Can a photo change the world? What can images do that words can’t? What can words do that images can’t? Use the example of TSoOG to explain, discuss, and give examples of the power of words vs. the power of the image.
Now, this is a pretty exhaustive list of vocabulary concerning photography analysis. In small groups, we’ll chug through it, talk about it, and then…
Use the Big Picture website (which rocks 3 ways to Sunday BTW) and–in small groups–choose one picture to discuss with the entire class. Remember to integrate the photography vocabulary we learned. Let’s have an itty bitty quiz on it come next Wednesday.
HW: Rough draft of Immersive Writing is due!
Image Credit: Reuters/Big Picture
March 5th, 2009 — AP English
I thought we’d try something a bit different today and do a bit of poetry. Rita Dove’s Parsley explores a historical incident from the horrific reign of Rafael Trujillo and how language is used to control and oppress. Read the poem and in small groups…do a SOAPSTone analysis.
Here is an event list for the weekend.
Then, we’re on to Tan.
- Why does Tan open her essay by stating, “I am not a scholar of English or literature,” then state, in the next paragraph, “I am a writer?” What is the difference Is she appealing to ethos, logos, or pathos? Why?
- At several points in her essay, Tan relates anecdotes. How do they further her argument? Be sure to consider the anecdotes regarding Tan giving a speech, the stockbroker, the CAT scan, and Tan’s experience with the SATs. What would be the impact of omitting one of them?
- What is Tan’s strategy behind including a direct quotation from her mother (paragraph eight) rather than paraphrasing what she said?
- Tan criticizes herself twice in this essay. In paragraph 3, she quotes a speech she gave “filled with carefully wrought grammatical phrases, burdened it suddenly seemed to me, with nominalized forms, past perfect tenses, conditional phrases.” What are “nominalized forms, past perfect tenses, conditional phrases,” and why are they burdensome?
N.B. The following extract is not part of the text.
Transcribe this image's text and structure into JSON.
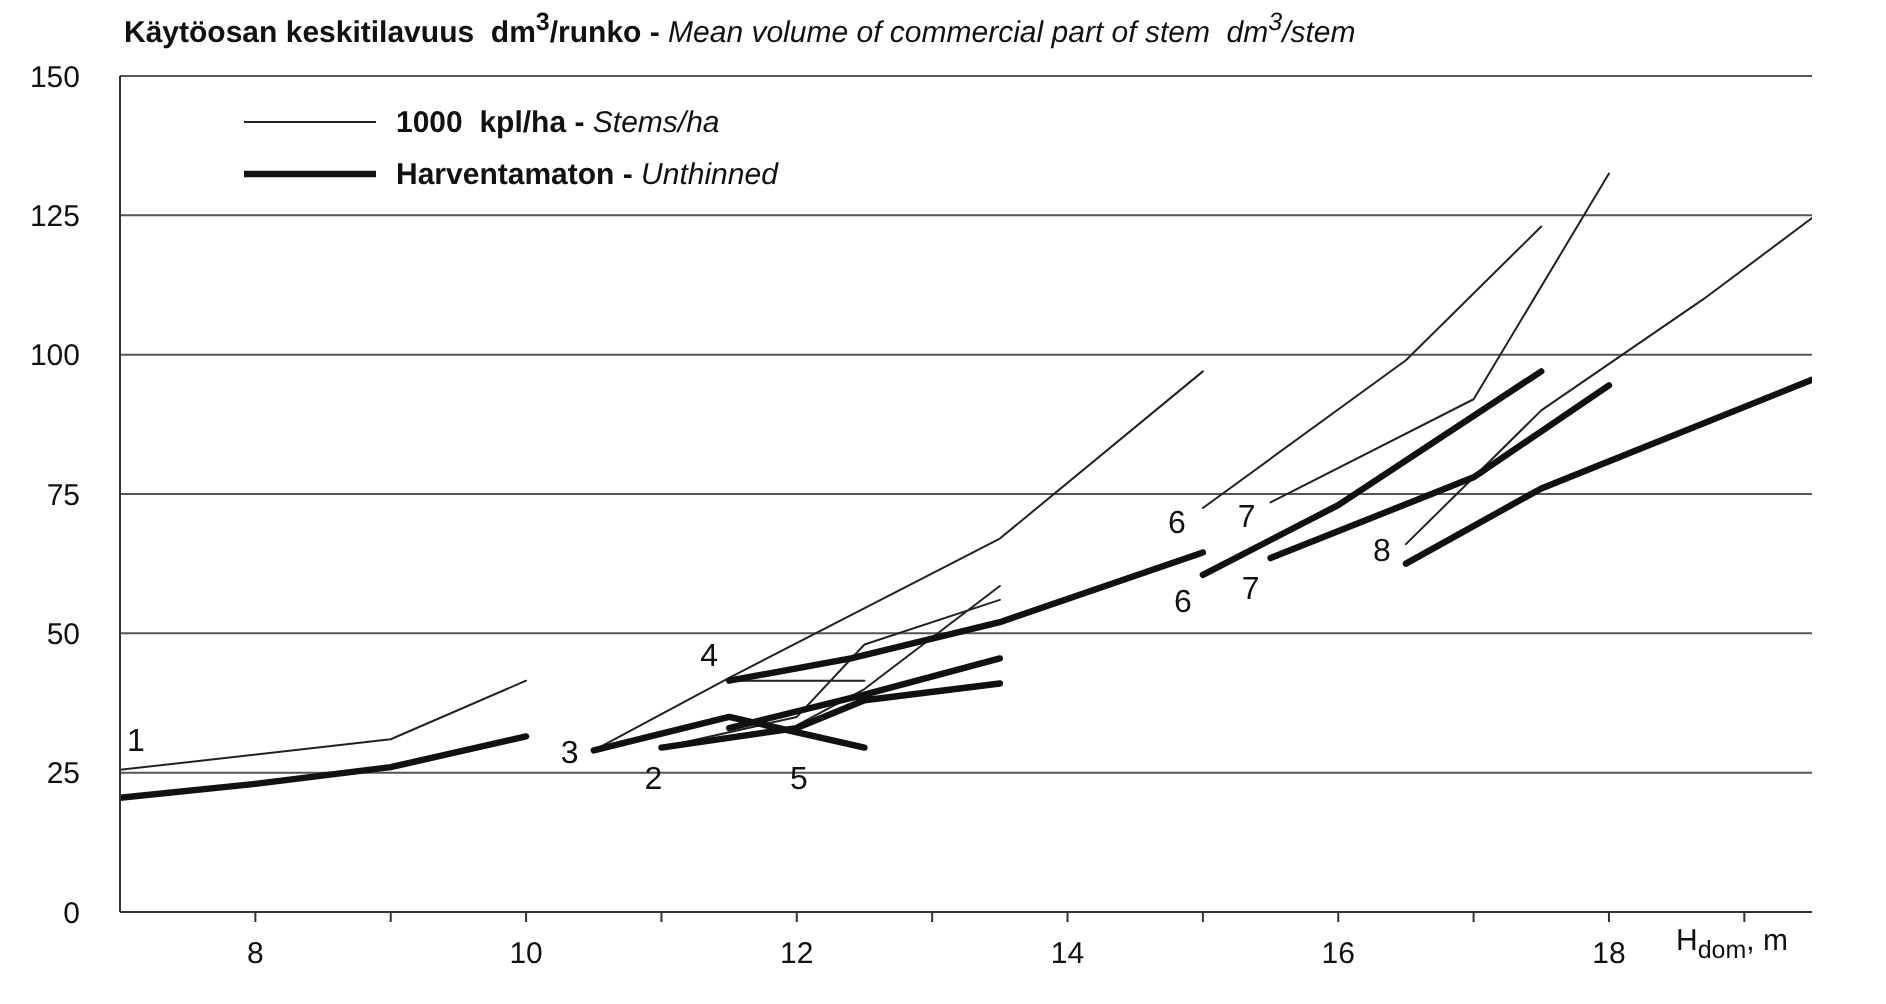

At another point, Tan recalls a draft of The Joy Luck Club in which she wrote, “That was my mental quandary in its nascent state” (paragraph 20). Why does she call this “[A] terrible line?”
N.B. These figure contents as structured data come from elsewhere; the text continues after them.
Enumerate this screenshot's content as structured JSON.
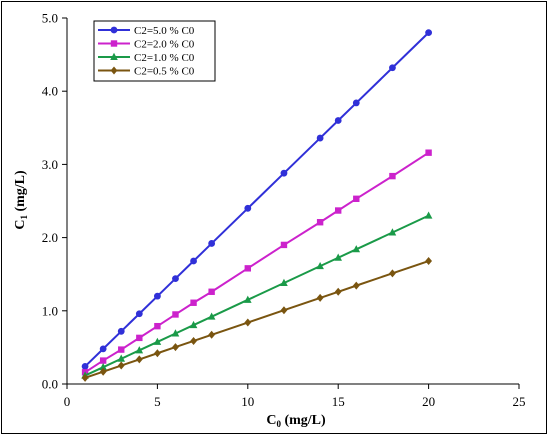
{
  "chart_data": {
    "type": "line",
    "xlabel_main": "C",
    "xlabel_sub": "0",
    "xlabel_unit": " (mg/L)",
    "ylabel_main": "C",
    "ylabel_sub": "1",
    "ylabel_unit": " (mg/L)",
    "xlim": [
      0,
      25
    ],
    "ylim": [
      0,
      5.0
    ],
    "xticks": [
      {
        "value": 0,
        "label": "0"
      },
      {
        "value": 5,
        "label": "5"
      },
      {
        "value": 10,
        "label": "10"
      },
      {
        "value": 15,
        "label": "15"
      },
      {
        "value": 20,
        "label": "20"
      },
      {
        "value": 25,
        "label": "25"
      }
    ],
    "yticks": [
      {
        "value": 0,
        "label": "0.0"
      },
      {
        "value": 1,
        "label": "1.0"
      },
      {
        "value": 2,
        "label": "2.0"
      },
      {
        "value": 3,
        "label": "3.0"
      },
      {
        "value": 4,
        "label": "4.0"
      },
      {
        "value": 5,
        "label": "5.0"
      }
    ],
    "grid": false,
    "legend_position": "top-left",
    "x": [
      1,
      2,
      3,
      4,
      5,
      6,
      7,
      8,
      10,
      12,
      14,
      15,
      16,
      18,
      20
    ],
    "series": [
      {
        "name": "C2=5.0 % C0",
        "color": "#3030d8",
        "marker": "circle",
        "values": [
          0.24,
          0.48,
          0.72,
          0.96,
          1.2,
          1.44,
          1.68,
          1.92,
          2.4,
          2.88,
          3.36,
          3.6,
          3.84,
          4.32,
          4.8
        ]
      },
      {
        "name": "C2=2.0 % C0",
        "color": "#cc22cc",
        "marker": "square",
        "values": [
          0.16,
          0.32,
          0.47,
          0.63,
          0.79,
          0.95,
          1.11,
          1.26,
          1.58,
          1.9,
          2.21,
          2.37,
          2.53,
          2.84,
          3.16
        ]
      },
      {
        "name": "C2=1.0 % C0",
        "color": "#1a9a48",
        "marker": "triangle",
        "values": [
          0.115,
          0.23,
          0.345,
          0.46,
          0.575,
          0.69,
          0.805,
          0.92,
          1.15,
          1.38,
          1.61,
          1.725,
          1.84,
          2.07,
          2.3
        ]
      },
      {
        "name": "C2=0.5 % C0",
        "color": "#7a5510",
        "marker": "diamond",
        "values": [
          0.084,
          0.168,
          0.252,
          0.336,
          0.42,
          0.504,
          0.588,
          0.672,
          0.84,
          1.008,
          1.176,
          1.26,
          1.344,
          1.512,
          1.68
        ]
      }
    ]
  }
}
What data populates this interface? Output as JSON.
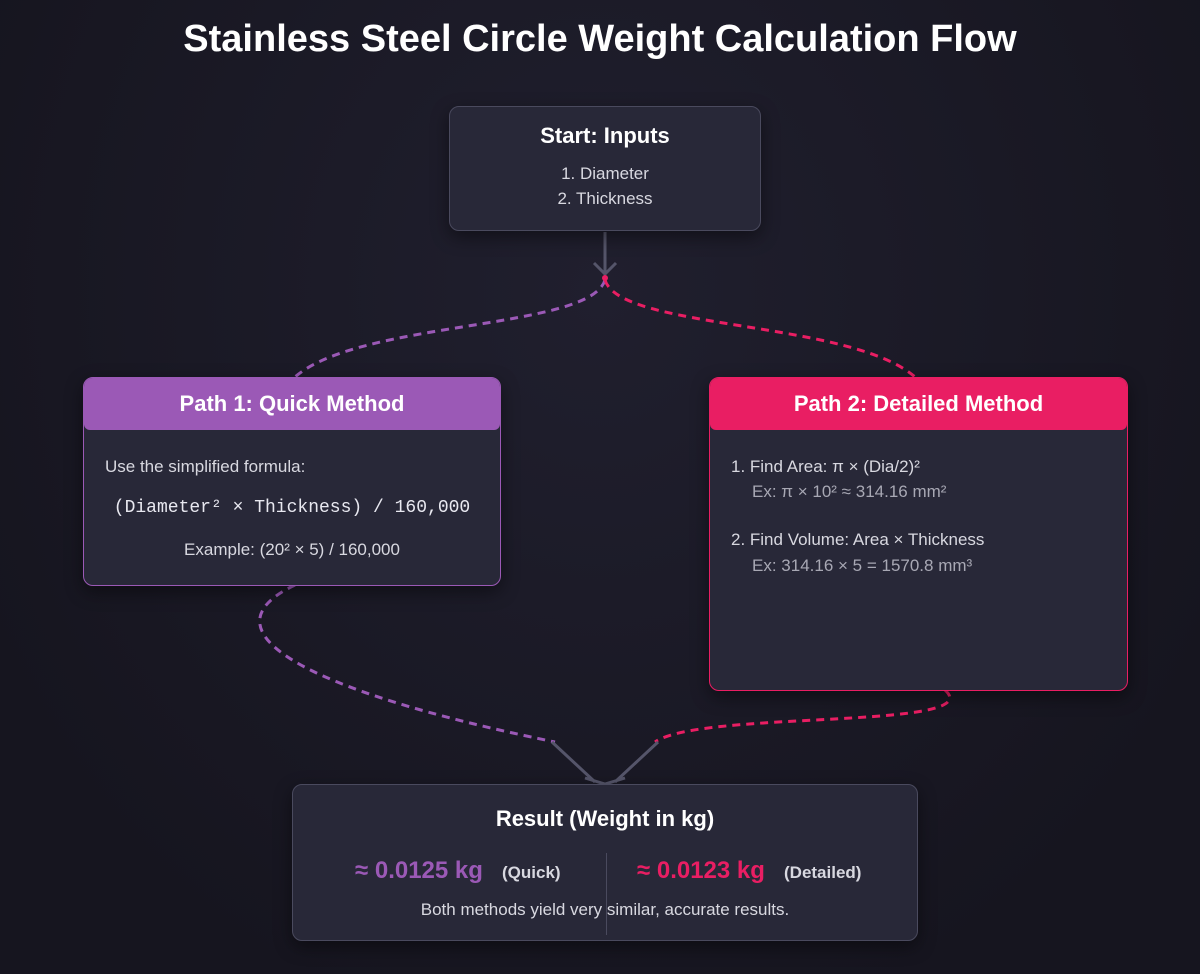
{
  "title": "Stainless Steel Circle Weight Calculation Flow",
  "start": {
    "title": "Start: Inputs",
    "lines": [
      "1. Diameter",
      "2. Thickness"
    ]
  },
  "path1": {
    "title": "Path 1: Quick Method",
    "intro": "Use the simplified formula:",
    "formula": "(Diameter² × Thickness) / 160,000",
    "example": "Example: (20² × 5) / 160,000"
  },
  "path2": {
    "title": "Path 2: Detailed Method",
    "steps": [
      {
        "label": "1. Find Area: π × (Dia/2)²",
        "example": "Ex: π × 10² ≈ 314.16 mm²"
      },
      {
        "label": "2. Find Volume: Area × Thickness",
        "example": "Ex: 314.16 × 5 = 1570.8 mm³"
      }
    ]
  },
  "result": {
    "title": "Result (Weight in kg)",
    "quick": {
      "value": "≈ 0.0125 kg",
      "label": "(Quick)"
    },
    "detailed": {
      "value": "≈ 0.0123 kg",
      "label": "(Detailed)"
    },
    "note": "Both methods yield very similar, accurate results."
  }
}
- Tan divides the essay into three sections. Why? If there were no such breaks, what effect would this have on her audience?
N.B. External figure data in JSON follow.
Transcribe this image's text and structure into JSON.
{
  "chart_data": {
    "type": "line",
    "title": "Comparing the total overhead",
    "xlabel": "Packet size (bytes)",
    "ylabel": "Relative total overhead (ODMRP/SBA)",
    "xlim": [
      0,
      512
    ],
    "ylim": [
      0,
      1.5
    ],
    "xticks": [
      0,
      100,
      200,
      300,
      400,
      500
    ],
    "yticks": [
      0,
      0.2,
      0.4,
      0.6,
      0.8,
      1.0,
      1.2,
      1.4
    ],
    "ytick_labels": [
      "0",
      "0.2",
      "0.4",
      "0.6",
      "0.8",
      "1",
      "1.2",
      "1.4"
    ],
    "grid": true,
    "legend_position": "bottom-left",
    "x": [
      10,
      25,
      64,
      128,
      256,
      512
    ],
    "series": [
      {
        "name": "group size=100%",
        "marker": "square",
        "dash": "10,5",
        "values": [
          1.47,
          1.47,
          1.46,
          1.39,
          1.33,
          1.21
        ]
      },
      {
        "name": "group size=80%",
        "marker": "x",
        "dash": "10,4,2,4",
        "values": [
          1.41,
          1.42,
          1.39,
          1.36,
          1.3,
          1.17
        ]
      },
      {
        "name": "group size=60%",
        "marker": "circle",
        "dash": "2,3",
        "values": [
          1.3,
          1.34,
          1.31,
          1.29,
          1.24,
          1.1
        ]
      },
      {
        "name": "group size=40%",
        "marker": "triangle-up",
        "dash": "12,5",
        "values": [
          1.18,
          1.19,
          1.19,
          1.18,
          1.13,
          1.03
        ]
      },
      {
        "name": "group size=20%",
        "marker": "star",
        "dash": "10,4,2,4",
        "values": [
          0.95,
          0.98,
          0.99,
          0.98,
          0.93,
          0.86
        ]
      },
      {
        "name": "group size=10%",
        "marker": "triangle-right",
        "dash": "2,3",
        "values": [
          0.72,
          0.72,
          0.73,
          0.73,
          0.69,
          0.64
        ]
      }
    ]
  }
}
- Why does Tan believe that envisioning a reader – specifically her mother – encouraged her to write more authentically?
- Discuss how Tan broadens the essay to have relevance beyond her personal experience. How does she raise issues that are germane to a group as well as to her as an individual?
We’ll use those questions to discuss the essay afterward. We might try our hands at some multiple choice questions based on Tan as well. Here is the link to the web-based voting.
If we get to it, I’d also like to take a look at The Soiling of Old Glory and begin talking/thinking about visual grammar.